There is no policy economists love more than school choice. Milton Friedman was an early proponent. The idea certainly makes sense: if parents have the ability to choose the best schools for their children, outcomes should improve through both the better matching of kids to specific schools and the resulting competition that would force schools to develop their programs.
The theory sounds great, but evidence confirming it has been hard to find. Julie Cullen and Brian Jacob, my good friends and co-authors, haven’t done school choice proponents any favors with their latest paper (the full version of which can be found here). Using kindergarten lottery outcomes that determine which kids get into the most sought-after schools, they are able to compare the outcomes of those who win the lottery versus those who lose. The students who win the lotteries go to “better” schools and have “better” peers, but they don’t have better outcomes. These results confirm the earlier findings that Julie, Brian, and I obtained when we examined the impact of lotteries on high school outcomes in Chicago.

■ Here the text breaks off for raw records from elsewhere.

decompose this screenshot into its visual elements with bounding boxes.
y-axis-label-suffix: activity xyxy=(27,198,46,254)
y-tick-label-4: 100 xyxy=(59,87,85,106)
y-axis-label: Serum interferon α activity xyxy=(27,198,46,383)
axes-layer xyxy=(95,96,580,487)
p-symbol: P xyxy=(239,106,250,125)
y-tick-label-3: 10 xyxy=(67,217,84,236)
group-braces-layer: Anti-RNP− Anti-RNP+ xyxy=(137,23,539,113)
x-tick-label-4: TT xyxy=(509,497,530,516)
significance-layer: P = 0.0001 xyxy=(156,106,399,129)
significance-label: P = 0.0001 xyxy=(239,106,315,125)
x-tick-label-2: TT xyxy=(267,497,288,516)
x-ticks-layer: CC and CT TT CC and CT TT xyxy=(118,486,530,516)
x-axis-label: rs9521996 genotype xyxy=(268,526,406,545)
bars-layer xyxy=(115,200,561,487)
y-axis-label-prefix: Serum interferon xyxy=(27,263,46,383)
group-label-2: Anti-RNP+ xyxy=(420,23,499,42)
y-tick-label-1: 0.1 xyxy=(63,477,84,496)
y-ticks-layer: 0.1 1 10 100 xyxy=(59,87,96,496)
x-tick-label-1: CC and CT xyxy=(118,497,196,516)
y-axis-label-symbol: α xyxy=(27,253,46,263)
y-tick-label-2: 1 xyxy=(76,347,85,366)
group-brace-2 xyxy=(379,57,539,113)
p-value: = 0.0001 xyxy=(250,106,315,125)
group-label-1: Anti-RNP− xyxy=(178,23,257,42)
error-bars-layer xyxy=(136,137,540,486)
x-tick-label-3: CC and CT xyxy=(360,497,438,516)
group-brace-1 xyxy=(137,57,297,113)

Why don’t the kids who get access to “better” schools do better? That is a difficult question. Part of the answer is likely that the definition of “better” is based on outputs, like how high the test scores are at the school or what fraction of its students attend good colleges. That sort of metric ignores the fact that “better” schools tend to attract “better” kids. These are kids with strong families and good academic backgrounds. So even if the school is not at all good at adding value, it will still have the best outputs, because it had the best inputs. If the school does not have high value added, there is no reason to expect that a child who transfers there will do better than she did at her previous school. Parents don’t have good information on the inputs to a school, only the outputs, so it is difficult for them to accurately assess value added.
Also, I believe that people tend to systematically overstate the importance of peer effects, plus many parents are not choosing schools based on academics, but based on other criteria like convenience.
In thinking about the broader implications of this research, it is important to bear in mind that the school choice program that Julie and Brian analyze is just one kind of school choice (albeit the most common one), operating within a single public school system. It differs from voucher programs or school choice across school districts, and increased competition may be more effective in those settings.